Unter den 200 Zuhörern im Konferenzzentrum des Museums der Geschichte der polnischen Juden freute sich auch Ehrengast und Bundestagsvizepräsidentin Claudia Roth (Bündnis 90/Die Grünen) mit der jungen Estin. Roth lud Anastasija und ihre drei Mitstreiter in der Finalrunde, Regina Bartha und Júlia Pocze aus Ungarn sowie Ivan Michna aus Tschechien, zu einem Besuch des Deutschen Bundestags nach Berlin ein. Vergangene Woche war es soweit. Gemeinsam mit dem letztjährigen Sieger des deutschen „Jugend Debattiert“-Wettbewerbs, Benjamin Hilprecht (18) aus Staßfurt in Sachsen-Anhalt, erkundeten die Jugendlichen die Hauptstadt. Auch ein Mittagessen mit Roth stand auf dem Programm der Debattiertalente.

Organisiert wird der internationale Wettbewerb vom
Goethe-Institut, der Stiftung „Erinnerung, Verantwortung, Zukunft“, der Hertie-Stiftung sowie der Zentralstelle für das Auslandsschulwesen. Im Schuljahr 2013/2014 nahmen mehr als 1.900 Schüler von 140 Schulen aus acht Ländern teil. „Jugend debattiert“-Leiter Ansgar Kemmann von der Hertie-Stiftung betont, dass es dabei nicht nur um den Spracherwerb gehe, sondern auch darum, die Urteilsfähigkeit zu schärfen und die Meinungsbildung anzuleiten. Die jungen Leute sollten auch lernen, ihre Bürgerrolle wahrzunehmen.

Bei den Teilnehmern kommt das offenbar an. Die vier Preisträger, die alle seit mehreren Jahren Deutsch lernen, berichten, dass sich ihre Sprachfähigkeiten deutlich verbessert hätten. „Am Anfang war das schon schwer“, erzählt Ivan. Wenn man die rhetorischen Techniken und Wendungen lerne, werde es ab leichter, sagt der 19-jährige Abiturient aus Prag.

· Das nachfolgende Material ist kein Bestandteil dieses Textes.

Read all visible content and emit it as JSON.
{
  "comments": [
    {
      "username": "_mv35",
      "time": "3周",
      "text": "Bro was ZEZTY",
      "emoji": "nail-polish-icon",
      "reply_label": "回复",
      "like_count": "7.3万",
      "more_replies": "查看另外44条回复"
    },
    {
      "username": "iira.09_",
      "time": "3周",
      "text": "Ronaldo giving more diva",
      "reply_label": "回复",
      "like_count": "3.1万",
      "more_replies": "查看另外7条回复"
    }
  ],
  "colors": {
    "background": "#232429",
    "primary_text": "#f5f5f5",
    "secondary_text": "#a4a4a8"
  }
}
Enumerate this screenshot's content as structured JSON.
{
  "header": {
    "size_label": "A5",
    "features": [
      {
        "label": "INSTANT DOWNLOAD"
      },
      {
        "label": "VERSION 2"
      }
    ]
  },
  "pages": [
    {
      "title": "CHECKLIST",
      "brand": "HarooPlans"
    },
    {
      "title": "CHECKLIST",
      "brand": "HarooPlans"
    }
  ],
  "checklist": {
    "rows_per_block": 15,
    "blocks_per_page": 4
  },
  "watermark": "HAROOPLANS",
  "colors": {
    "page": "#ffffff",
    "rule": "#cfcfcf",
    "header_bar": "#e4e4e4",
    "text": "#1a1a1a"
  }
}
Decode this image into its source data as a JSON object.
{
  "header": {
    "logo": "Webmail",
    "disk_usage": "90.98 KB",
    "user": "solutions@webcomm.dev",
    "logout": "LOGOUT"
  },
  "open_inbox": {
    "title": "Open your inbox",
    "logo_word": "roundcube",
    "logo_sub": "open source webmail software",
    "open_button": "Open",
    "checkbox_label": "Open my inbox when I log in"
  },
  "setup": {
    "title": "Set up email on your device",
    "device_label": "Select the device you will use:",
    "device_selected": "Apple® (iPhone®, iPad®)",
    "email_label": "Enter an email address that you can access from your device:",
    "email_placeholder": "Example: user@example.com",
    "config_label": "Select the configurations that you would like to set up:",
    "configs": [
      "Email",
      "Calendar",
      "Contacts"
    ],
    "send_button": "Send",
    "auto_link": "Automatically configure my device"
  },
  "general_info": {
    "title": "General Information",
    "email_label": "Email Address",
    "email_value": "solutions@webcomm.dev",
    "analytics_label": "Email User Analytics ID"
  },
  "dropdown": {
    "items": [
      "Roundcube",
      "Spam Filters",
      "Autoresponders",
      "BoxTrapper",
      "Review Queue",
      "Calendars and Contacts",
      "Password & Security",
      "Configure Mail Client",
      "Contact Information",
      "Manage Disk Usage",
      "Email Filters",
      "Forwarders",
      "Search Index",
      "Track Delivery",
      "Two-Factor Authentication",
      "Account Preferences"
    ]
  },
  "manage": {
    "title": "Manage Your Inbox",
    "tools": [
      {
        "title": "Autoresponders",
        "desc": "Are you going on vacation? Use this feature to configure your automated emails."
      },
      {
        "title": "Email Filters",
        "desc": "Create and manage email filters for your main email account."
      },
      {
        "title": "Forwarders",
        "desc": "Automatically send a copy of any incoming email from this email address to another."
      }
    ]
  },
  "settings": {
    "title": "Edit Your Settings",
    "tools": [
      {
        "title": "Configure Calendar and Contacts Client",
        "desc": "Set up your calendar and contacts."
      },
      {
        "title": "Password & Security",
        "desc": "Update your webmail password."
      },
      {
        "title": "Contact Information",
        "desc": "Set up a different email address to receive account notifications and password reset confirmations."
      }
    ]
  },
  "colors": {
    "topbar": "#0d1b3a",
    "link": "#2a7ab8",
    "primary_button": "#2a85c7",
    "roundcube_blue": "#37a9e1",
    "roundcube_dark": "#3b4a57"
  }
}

Júlia beeindruckte die Erfahrung, sich mit anderen Standpunkten auseinanderzusetzen. Bei einer ihrer Debatten musste sie sich zum Beispiel für Obdachlosenregelungen einsetzen, die sie selbst eigentlich ablehnt. Mit Erfolg: „Am Ende habe ich mir sogar selbst geglaubt“, erinnert sich die 17-Jährige.

Die 18-jährige Regina Bartha aus Budapest erzählt, sie habe zunächst Angst gehabt, vor so vielen Menschen zu reden. Doch als es so weit war, habe sie gar kein Lampenfieber mehr gehabt, sagt die Abiturientin.

„Sehr begeistert“ von den Redekünsten der Rhetoriktalente ist auch Vizepräsidentin Roth. Es sei beeindruckend, wie sich die Jugendlichen mit den schwierigen Fragestellungen auseinandergesetzt hätten, sagte die Vizepräsidentin. Der Wettbewerb sei ein gutes Training, um sich mit anderen Argumenten und Standpunkten auseinanderzusetzen. Von der engagierten Debattenkultur könnten auch die Bundestagsabgeordneten in Berlin etwas lernen, unterstrich die Grünen-Politikerin.